Comment 12 Silvia Pfeiffer 2013-02-16 01:39:36 UTC
(In reply to comment #8)
> It could be made more technically complete as follows:
> - Introduce a requirement that CDMs be downloadable and executable in a
> sandbox
> -- Possible sandboxes might be JVM, .Net, NaCl, etc. Rather than require one 
>    particular sandbox, implement a registry of sandbox IDs, and some way to
>    request a particular version of that sandbox (e.g. Java version >= 7)
> -- Have an XML manifest for the CDM that declares:
> ---- CDM identity and revision number
> ---- what sandbox it uses and what revision
> ---- URL from which it can be downloaded
> ---- list of native OS services it requires, if any
> ------ this list may be platform-specific, e.g. Windows API X from Y.dll
>        Linux function X from Y.so. Define a naming scheme that works for
>        common platforms, e.g. win32:dllname:exportname,
> linux:dllname:exportname
>        make it extensible to support further platforms
> ------ a sandbox specific API to invoke those native services. This could be
>        e.g. P/Invoke under .NET, JNA under Java, etc.
> ---- UA or sandbox must verify the CDM, either before executing it or while 
>      executing it, to ensure it only uses the declared native services. How
> the
>      UA or sandbox should do so would be sandbox-specific.
> 
> With this design, it should be possible for a CDM to work with multiple UAs
> or
> even multiple platforms. Of course, there are no guarantees - the CDM could
> always detect the UA or platform and refuse to run - but it means that
> building
> a UA or platform restricted CDM becomes more of a conscious decision and
> less of
> an accident.


This looks like a start to the CDM API that Robert O'Callahan is referring to in http://lists.w3.org/Archives/Public/public-html-admin/2013Feb/0194.html and that seems to be able to take EME on a path that makes it acceptable to all browsers. I would not dismiss this suggestion out of hand but use it for motivation to discuss such an API in the Media Subgroup.
Comment 13 Henri Sivonen 2013-02-18 06:52:38 UTC
(In reply to comment #8)
> -- Possible sandboxes might be JVM, .Net, NaCl, etc.

See bug 20992 comment 2.
Comment 14 Adrian Bateman [MSFT] 2013-02-26 16:01:29 UTC
Making dependent on bug 20944, bug 20960, bug 20961 as agreed in the telcon. A bug that says a spec is "technically incomplete" is the wrong level of granularity to report issues.
http://www.w3.org/2013/02/19-html-media-minutes.html
Comment 15 Paul Cotton 2013-04-30 22:09:34 UTC
I am marking this bug a RESOLVED NEEDSINFO again.  
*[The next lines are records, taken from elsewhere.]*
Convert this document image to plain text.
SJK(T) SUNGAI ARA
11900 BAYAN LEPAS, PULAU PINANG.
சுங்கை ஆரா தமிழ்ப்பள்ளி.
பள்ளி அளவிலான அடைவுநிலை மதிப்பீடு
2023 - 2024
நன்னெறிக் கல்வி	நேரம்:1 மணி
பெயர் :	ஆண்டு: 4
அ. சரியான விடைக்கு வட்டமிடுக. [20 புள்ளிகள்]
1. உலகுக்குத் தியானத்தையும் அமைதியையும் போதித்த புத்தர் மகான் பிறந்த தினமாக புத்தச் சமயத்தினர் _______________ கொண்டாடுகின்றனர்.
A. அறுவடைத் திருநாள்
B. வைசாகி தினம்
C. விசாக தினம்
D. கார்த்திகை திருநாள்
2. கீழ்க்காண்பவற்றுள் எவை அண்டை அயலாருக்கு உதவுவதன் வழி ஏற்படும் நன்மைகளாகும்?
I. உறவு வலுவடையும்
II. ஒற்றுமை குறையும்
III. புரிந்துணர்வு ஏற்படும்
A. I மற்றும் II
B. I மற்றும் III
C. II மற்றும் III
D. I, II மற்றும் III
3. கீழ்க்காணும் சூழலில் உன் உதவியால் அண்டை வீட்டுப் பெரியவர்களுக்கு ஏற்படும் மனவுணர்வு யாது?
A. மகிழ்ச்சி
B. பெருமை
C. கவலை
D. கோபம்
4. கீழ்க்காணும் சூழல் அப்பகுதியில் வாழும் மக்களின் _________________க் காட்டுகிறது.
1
The EME Editors and Media TF have indicated several times that they cannot act on this bug without detailed technical recommendations being made.

The Media TF discussed this bug again today and I agreed to mark this bug as NEEDSINFO.
http://www.w3.org/2013/04/30-html-media-minutes.html

Please do not re-open this bug again without providing a detailed description of what is incomplete and at least some sort of suggestion on how this can be dealt with.